While the primary focus of ILM is on the context of users, it can also refer to the identity management of any account that needs access. For example, ILM could be utilized for IoT devices and external services for service to service access.

Where Do You Fall on the Identity Lifecycle Management Maturity Model?

While our ILM Maturity Model starts with Level 1, an organization could actually be at Level 0, meaning there are no capabilities currently in place to manage user identities. Account provisioning is completely manual and done on an ad-hoc or reactive basis, so account details are prone to human error. In addition, onboarding, and the amount of time it takes to get a new employee online and productive, is often an issue.

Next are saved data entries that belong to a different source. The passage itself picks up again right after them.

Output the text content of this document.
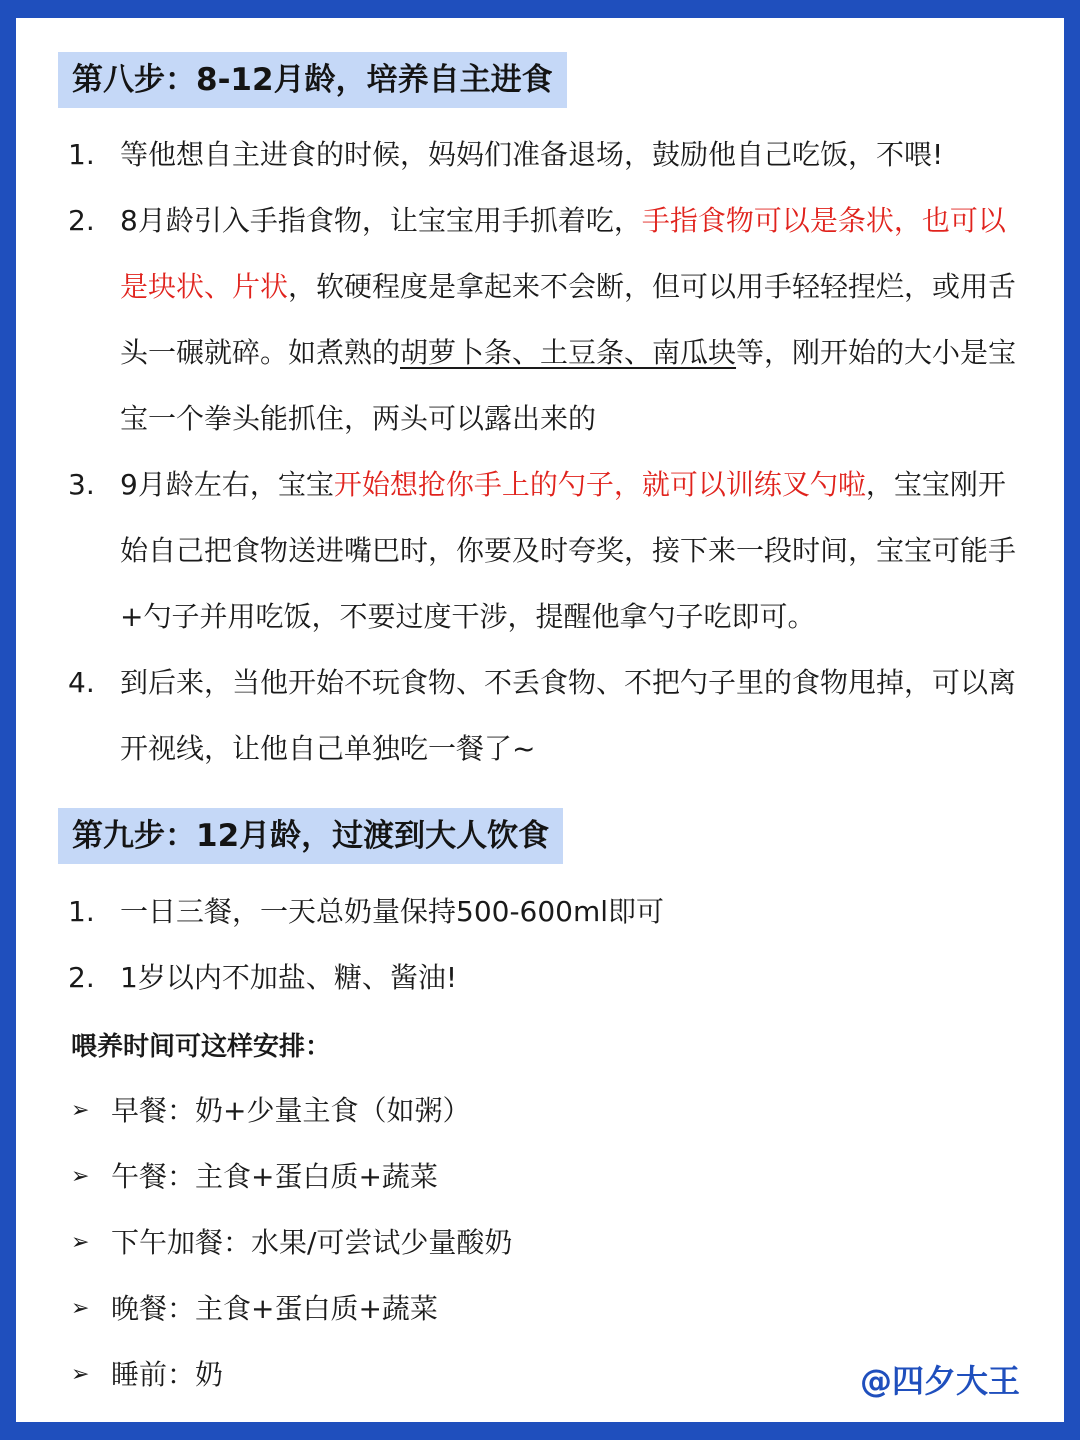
第八步：8-12月龄，培养自主进食
1. 等他想自主进食的时候，妈妈们准备退场，鼓励他自己吃饭，不喂!
2. 8月龄引入手指食物，让宝宝用手抓着吃，手指食物可以是条状，也可以是块状、片状，软硬程度是拿起来不会断，但可以用手轻轻捏烂，或用舌头一碾就碎。如煮熟的胡萝卜条、土豆条、南瓜块等，刚开始的大小是宝宝一个拳头能抓住，两头可以露出来的
3. 9月龄左右，宝宝开始想抢你手上的勺子，就可以训练叉勺啦，宝宝刚开始自己把食物送进嘴巴时，你要及时夸奖，接下来一段时间，宝宝可能手+勺子并用吃饭，不要过度干涉，提醒他拿勺子吃即可。
4. 到后来，当他开始不玩食物、不丢食物、不把勺子里的食物甩掉，可以离开视线，让他自己单独吃一餐了~
第九步：12月龄，过渡到大人饮食
1. 一日三餐，一天总奶量保持500-600ml即可
2. 1岁以内不加盐、糖、酱油!
喂养时间可这样安排：
➢ 早餐：奶+少量主食（如粥）
➢ 午餐：主食+蛋白质+蔬菜
➢ 下午加餐：水果/可尝试少量酸奶
➢ 晚餐：主食+蛋白质+蔬菜
➢ 睡前：奶	@四夕大王
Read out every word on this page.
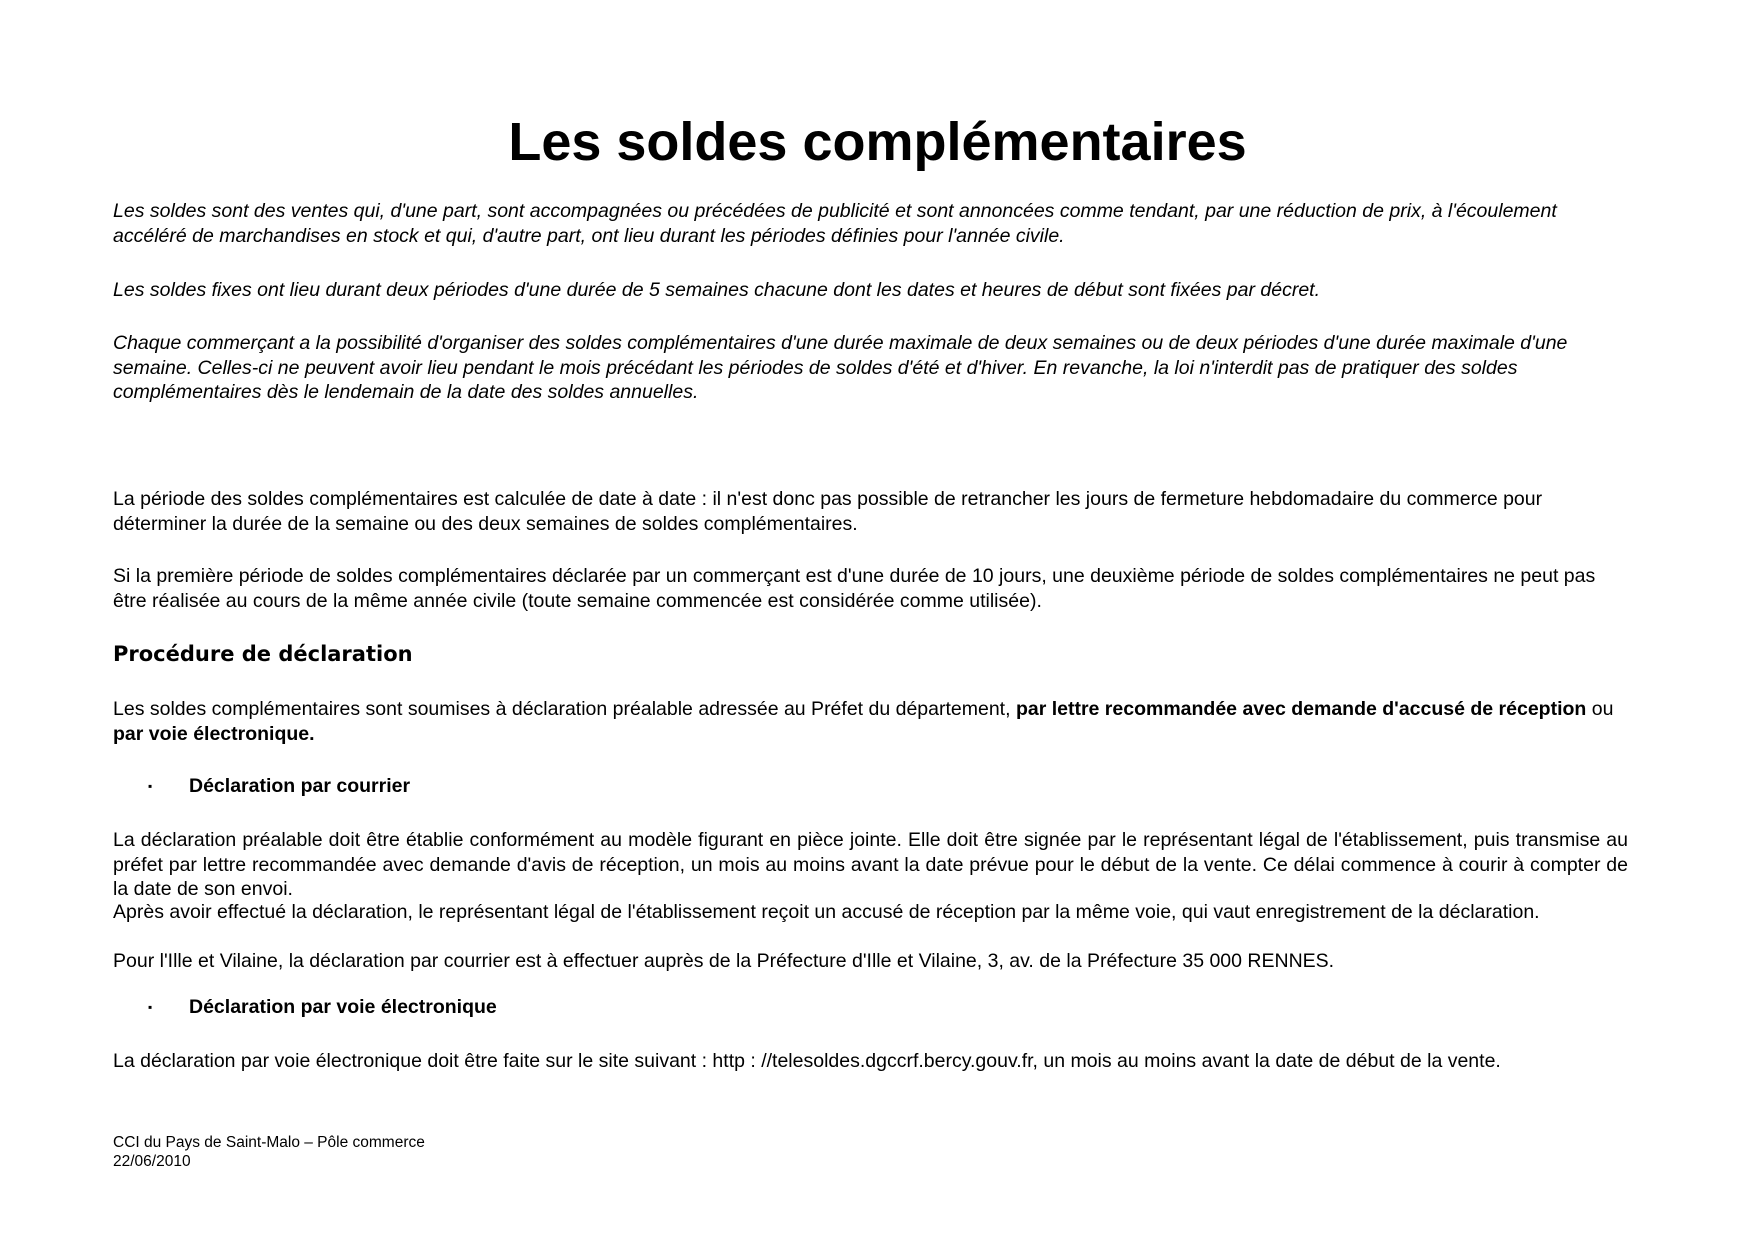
Les soldes complémentaires

Les soldes sont des ventes qui, d'une part, sont accompagnées ou précédées de publicité et sont annoncées comme tendant, par une réduction de prix, à l'écoulement accéléré de marchandises en stock et qui, d'autre part, ont lieu durant les périodes définies pour l'année civile.

Les soldes fixes ont lieu durant deux périodes d'une durée de 5 semaines chacune dont les dates et heures de début sont fixées par décret.

Chaque commerçant a la possibilité d'organiser des soldes complémentaires d'une durée maximale de deux semaines ou de deux périodes d'une durée maximale d'une semaine. Celles-ci ne peuvent avoir lieu pendant le mois précédant les périodes de soldes d'été et d'hiver. En revanche, la loi n'interdit pas de pratiquer des soldes complémentaires dès le lendemain de la date des soldes annuelles.

La période des soldes complémentaires est calculée de date à date : il n'est donc pas possible de retrancher les jours de fermeture hebdomadaire du commerce pour déterminer la durée de la semaine ou des deux semaines de soldes complémentaires.

Si la première période de soldes complémentaires déclarée par un commerçant est d'une durée de 10 jours, une deuxième période de soldes complémentaires ne peut pas être réalisée au cours de la même année civile (toute semaine commencée est considérée comme utilisée).

Procédure de déclaration

Les soldes complémentaires sont soumises à déclaration préalable adressée au Préfet du département, par lettre recommandée avec demande d'accusé de réception ou par voie électronique.

▪ Déclaration par courrier

La déclaration préalable doit être établie conformément au modèle figurant en pièce jointe. Elle doit être signée par le représentant légal de l'établissement, puis transmise au préfet par lettre recommandée avec demande d'avis de réception, un mois au moins avant la date prévue pour le début de la vente. Ce délai commence à courir à compter de la date de son envoi.

Après avoir effectué la déclaration, le représentant légal de l'établissement reçoit un accusé de réception par la même voie, qui vaut enregistrement de la déclaration.

Pour l'Ille et Vilaine, la déclaration par courrier est à effectuer auprès de la Préfecture d'Ille et Vilaine, 3, av. de la Préfecture 35 000 RENNES.

▪ Déclaration par voie électronique

La déclaration par voie électronique doit être faite sur le site suivant : http : //telesoldes.dgccrf.bercy.gouv.fr, un mois au moins avant la date de début de la vente.

CCI du Pays de Saint-Malo – Pôle commerce
22/06/2010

On the other hand, organizations in Level 1 have begun automating account creation with scripts that are focused on basic account creation. However, as these scripts are created for specific purposes, they are difficult to generalize for repurposing. 

At Level 2, Advanced, an organization begins deploying vendor-provided tools to manage their accounts. However, these are single purpose synchronization tools, meaning they only work to automate account creation in that one particular vendor's product, and were not developed to provide complete lifecycle management. 

At the more sophisticated levels of the ILM Maturity Model, the processes become more and more automated. Organizations in Level 3 of the ILM Maturity Model have implemented an identity logic engine that automates processes across their entire ecosystem. The ILM engine centralizes all identity lifecycle management for a holistic approach, instead of various groups within the organization managing identities and lifecycle events within each application.

At this stage, ILM is fully automating what we call birthright access, which refers to the logic or rules whose criteria are met by the data received from authoritative sources.

While Level 4 is somewhat of a future concept, there are many groups and standards being published today that indicate the industry is heading in an API-driven direction in order to reduce the complexity of a complete ILM implementation. API-driven ILM refers to the target or downstream system which pulls identity and other business data using standard, restful APIs, giving internal and third party developers real-time access, rather than the organization having to design ways to push this data to the new system.